Logarithms are a way to express how many times a number, known as the base, must be multiplied by itself to reach another number. This concept is fundamental in mathematics and is especially useful in dealing with large numbers or when solving equations involving exponential growth or decay. In essence, if you have

• \( b^x = a \),
• then \( x = \log_b a \).

The logarithm tells us the exponent \( x \).
For instance, \( \log_{10} 100 \) equals 2 because 10 raised to the power of 2 gives 100. When you see "log," it usually implies base 10 if not specified otherwise. It's important to note that logarithms can have different bases, like 2, 5, or even \( e \) (approximately 2.718), which is used in natural logarithms. Understanding this concept is crucial for tasks such as changing the base of a logarithm, which can simplify calculations and reveal new properties.

Changing the base of a logarithm can make computations more straightforward. The change of base formula is a powerful tool in logarithmic mathematics. It allows one to convert a challenging logarithm problem into a simpler one with a more familiar base. The formula is:

• \( \log_b a = \frac{\log_c a}{\log_c b} \),

where \( c \) is a more convenient base, usually 10 or \( e \).
In practice, this means you can take a logarithm that might be difficult to calculate directly, like \( \log_5 10 \), and use a calculator to find \( \log_{10} 10 \) and \( \log_{10} 5 \) instead. This method eliminates the need to perform complex base-specific calculations.
Why use base 10?
Electronic calculators commonly have pre-set functionality for base 10 (common logarithms) and base \( e \) (natural logarithms), making it easier and faster to perform base conversions and calculations. Thus, mastering base conversion through the change of base formula can significantly enhance one's ability to solve logarithmic problems efficiently.

Numerical approximation is an essential technique, often used when the exact solution to a mathematical problem is challenging or impossible to obtain manually. In the context of logarithms, it involves using calculators or computer algorithms to find approximate solutions to logarithmic expressions. This is particularly useful when dealing with logarithms of numbers that do not result in neat whole numbers.

• For instance, \( \log_{10} 5 \) doesn't yield a simple integer.
• Instead, with computational tools, we approximate it to \( 0.69897 \).

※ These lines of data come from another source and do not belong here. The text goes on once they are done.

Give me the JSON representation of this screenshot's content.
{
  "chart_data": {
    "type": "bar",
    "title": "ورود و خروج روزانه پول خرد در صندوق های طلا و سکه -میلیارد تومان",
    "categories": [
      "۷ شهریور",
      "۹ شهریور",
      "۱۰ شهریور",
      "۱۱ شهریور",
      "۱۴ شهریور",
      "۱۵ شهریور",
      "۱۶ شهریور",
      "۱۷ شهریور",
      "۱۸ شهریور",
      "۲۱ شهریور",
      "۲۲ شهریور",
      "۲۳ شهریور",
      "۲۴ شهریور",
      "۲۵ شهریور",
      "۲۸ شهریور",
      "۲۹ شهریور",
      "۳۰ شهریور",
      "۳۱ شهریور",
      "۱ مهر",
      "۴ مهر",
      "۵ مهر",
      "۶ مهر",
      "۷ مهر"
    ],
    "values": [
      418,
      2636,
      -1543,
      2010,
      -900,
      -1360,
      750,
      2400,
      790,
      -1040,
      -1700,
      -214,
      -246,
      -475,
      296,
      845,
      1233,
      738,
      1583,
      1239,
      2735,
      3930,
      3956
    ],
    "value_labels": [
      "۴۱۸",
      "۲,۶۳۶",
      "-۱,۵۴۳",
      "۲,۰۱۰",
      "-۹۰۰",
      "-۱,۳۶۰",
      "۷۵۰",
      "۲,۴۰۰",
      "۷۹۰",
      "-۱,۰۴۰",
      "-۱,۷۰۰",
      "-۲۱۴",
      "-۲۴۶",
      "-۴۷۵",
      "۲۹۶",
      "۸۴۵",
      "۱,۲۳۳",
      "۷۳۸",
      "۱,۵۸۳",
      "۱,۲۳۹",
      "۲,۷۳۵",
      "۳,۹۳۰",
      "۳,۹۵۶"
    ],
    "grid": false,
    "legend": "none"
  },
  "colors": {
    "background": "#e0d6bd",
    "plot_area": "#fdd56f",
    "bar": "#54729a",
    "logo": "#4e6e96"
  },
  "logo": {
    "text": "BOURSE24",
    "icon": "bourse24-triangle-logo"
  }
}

Using approximations, one can solve real-world problems where precision to several decimal places is sufficient. Calculators today are so advanced that they can deliver high precision logarithmic values, such as four decimal places, that are acceptable for most practical purposes. This involves dividing precise values, as shown in changing \( \log_5 10 \) to a decimal by using its approximate base 10 logarithms, yielding an answer like \( 1.4307 \). Essentially, numerical approximation bridges the gap between algebraic representation and practical solution-finding.